Damit verbinde ich Eiseskälte, klamme Klamotten, Sonnenbrand, unendliche Langeweile, Hunger,Durst und Ohrfeigen.
Komische Mischung, aber sie ist erklärbar.
Als Kind wuchs ich in einer Gärtnerei und Kranzbinderei auf. Zu Allerheiligen ( 1.November) mussten wir Kinder immer mit in aller Früh, meist so zwischen 4 und 7 Uhr morgens, wenn die Allerheiligengestecke auf die Gräber gebracht wurden. Wir hatten dann die Aufgabe über die Friedhöfe zu laufen, die Gräber anhand der Namenslisten ausfindig zu machen und ggf mittels Handbesen vom Schnee zu reinigen.
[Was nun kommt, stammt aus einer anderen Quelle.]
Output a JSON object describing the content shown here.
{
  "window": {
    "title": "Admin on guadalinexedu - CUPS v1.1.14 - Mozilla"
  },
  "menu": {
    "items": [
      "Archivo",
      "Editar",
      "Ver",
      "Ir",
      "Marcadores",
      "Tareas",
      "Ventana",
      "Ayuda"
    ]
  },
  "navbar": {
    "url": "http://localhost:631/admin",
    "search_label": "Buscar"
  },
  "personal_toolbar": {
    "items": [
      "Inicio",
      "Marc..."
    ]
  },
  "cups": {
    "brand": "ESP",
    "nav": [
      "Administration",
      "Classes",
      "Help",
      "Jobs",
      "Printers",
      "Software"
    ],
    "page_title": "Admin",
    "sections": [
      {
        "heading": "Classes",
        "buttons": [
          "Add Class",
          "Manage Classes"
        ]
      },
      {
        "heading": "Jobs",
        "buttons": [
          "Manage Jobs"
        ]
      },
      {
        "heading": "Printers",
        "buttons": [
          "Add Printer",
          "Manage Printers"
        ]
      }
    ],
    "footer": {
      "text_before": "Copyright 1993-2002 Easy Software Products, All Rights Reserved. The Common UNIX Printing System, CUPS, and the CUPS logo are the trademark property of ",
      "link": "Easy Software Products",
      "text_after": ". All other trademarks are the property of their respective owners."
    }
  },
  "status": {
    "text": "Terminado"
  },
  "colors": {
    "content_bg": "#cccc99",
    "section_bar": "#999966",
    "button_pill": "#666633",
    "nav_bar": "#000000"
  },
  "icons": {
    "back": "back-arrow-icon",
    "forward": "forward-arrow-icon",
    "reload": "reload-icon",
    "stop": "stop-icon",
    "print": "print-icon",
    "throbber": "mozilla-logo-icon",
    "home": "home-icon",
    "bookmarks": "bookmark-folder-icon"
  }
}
Im Sommer mussten wir dann mit zu den Beerdigungen. Einerseits um "Anteilnahme" bei den Kunden zu heucheln, andererseits um die Ständer zu bewachen an denen die Kranzgebinde hingen. Da mein Vater zu der Zeit einer der wenigen war der wiedeverwendbare Kranzständer nutze ( die Dinger waren sauteuer) kam es anfangs vor dass andere Gärtner die dieselbe Beerdigung belieferten die Ständer einfach klauten.
Und Ohrfeigen setzte es wenn mein Bruder und ich mal wieder während den stinklangweiligen Ritualen und Reden Quatsch machten.
Abgesehen davon mag ich alte Friedhöfe. Weil sie so schön morbide sind, aber auch wegen der dort herrschenden Ruhe.
Ich für meinen Teil will in den Ofen, nix mit verbuddeln.
Zu den Fotos kann ich nur sagen: die Bilder von den alten Friedhöfen gefallen mir. Das Eröffnungsbild hat für mich etwas "Schiessbudenartiges", ein wenig erinnert es mich an die Schiessbuden mit ihren bunten Blumen auf unserer Kirmes.
So ein Mischmasch aus knalligen Farben wäre bei uns vor 40 Jahren nie durchgegangen. Da hätte der Pfarrer aber ordentlich Stunk gemacht.
Dunkles Rot, dunkles Lila und ggf Weiss, andere Farben waren nicht zu sehen und auch nicht gewollt.